I'd say there is more than there ever has been and growing. Woodworkers that make a living of it is however on the decline.

Malcolm Schweizer
12-11-2014, 3:46 PM
Another Woodpecker's price thread, which deserves my Woodpeckers price response: I think they are very wise with their business model- don't make it until it is already sold. With this business model, you can take a greater risk with the price, i.e. price it as high as you think you could get, and if you don't get any bites, either don't run it, or lower the price and try again. The same model goes for Bridge City, although they more push the collectability as an added value, and I feel Woodpecker's sticks more to the "you really need this" selling method.

That said, I'm one of those that are not buying. As someone mentioned, LV has a nice one for half the price.
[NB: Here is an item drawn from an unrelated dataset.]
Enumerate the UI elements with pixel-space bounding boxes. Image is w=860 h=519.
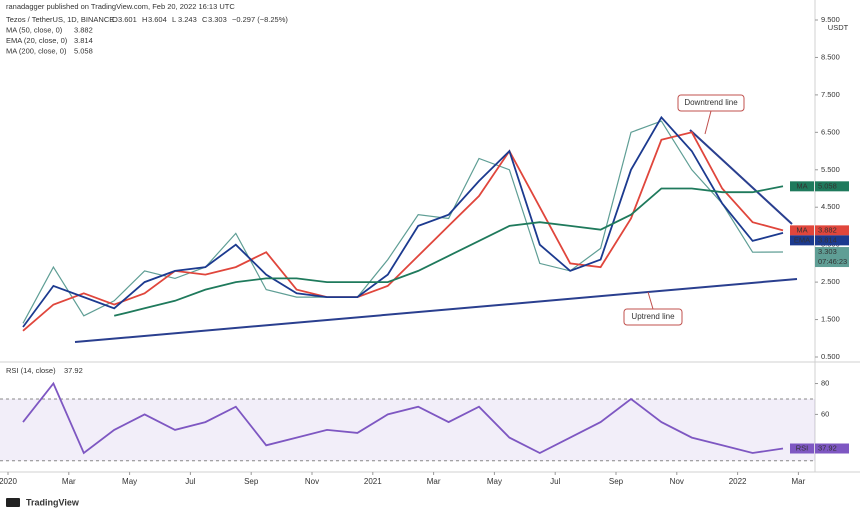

When a competitor offers a lower price, then you either have to lower yours or add value. Lowering your price means you are now in a price war. Nobody ever wins a price war, but if anyone loses, it's the one who started the war. So that leads us to added value. Woodpeckers' is precision machined and red anodized. It has two adjusting knobs instead of one. Lee Valley's has a thicker end for registering marks, a vernier scale, and is made of chromed steel. Woodpecker's has the ability to move the ruler stop so the ruler is vertical. (I don't really see the point, but it's added value from a selling perspective.) In the end, the customer decides if all that is worth paying double for Woodpecker's version.

In this case, I chose not to pay double, but in the case of their precision triangles and T-squares, I would pay a bit extra for those. I do not find very many precision triangles. I find a lot of cast ones and plastic ones, but not many that I feel I could call precision. I also find tons of T-squares, but Woodpecker's is very well made, and their reputation for accuracy would make me trust buying from them. T-Squares are something I use a lot, and it is very critical that they are dead-on perfect, as I typically use them to draw the prime registration marks upon which I measure all other marks. (In boatbuilding, the CL, the Waterline, and the Sheer line, as well as any other lofting lines when lofting plans to full scale) As for the aluminum versus steel thing- meh, these are not big tools, so I really think aluminum is just fine.

Kent A Bathurst
12-11-2014, 3:58 PM
Nada. Zip. Zilch.

One of my top-five-all-time tools is my Starret 4" double square.

Rich Engelhardt
12-12-2014, 6:53 AM
Work on the One Time Tool doesn't start until all other work has been finished. The production is done, in what otherwise would have been "down time".
The OTT allows the workers to stay employed rather than sent home early w/no pay or laid off.

Nice concept that more companies should use.

As for me? The OTT is priced out of my range.
I gladly paid the price for the other Woodpeckers items I bought though since I feel they are a step above anything else.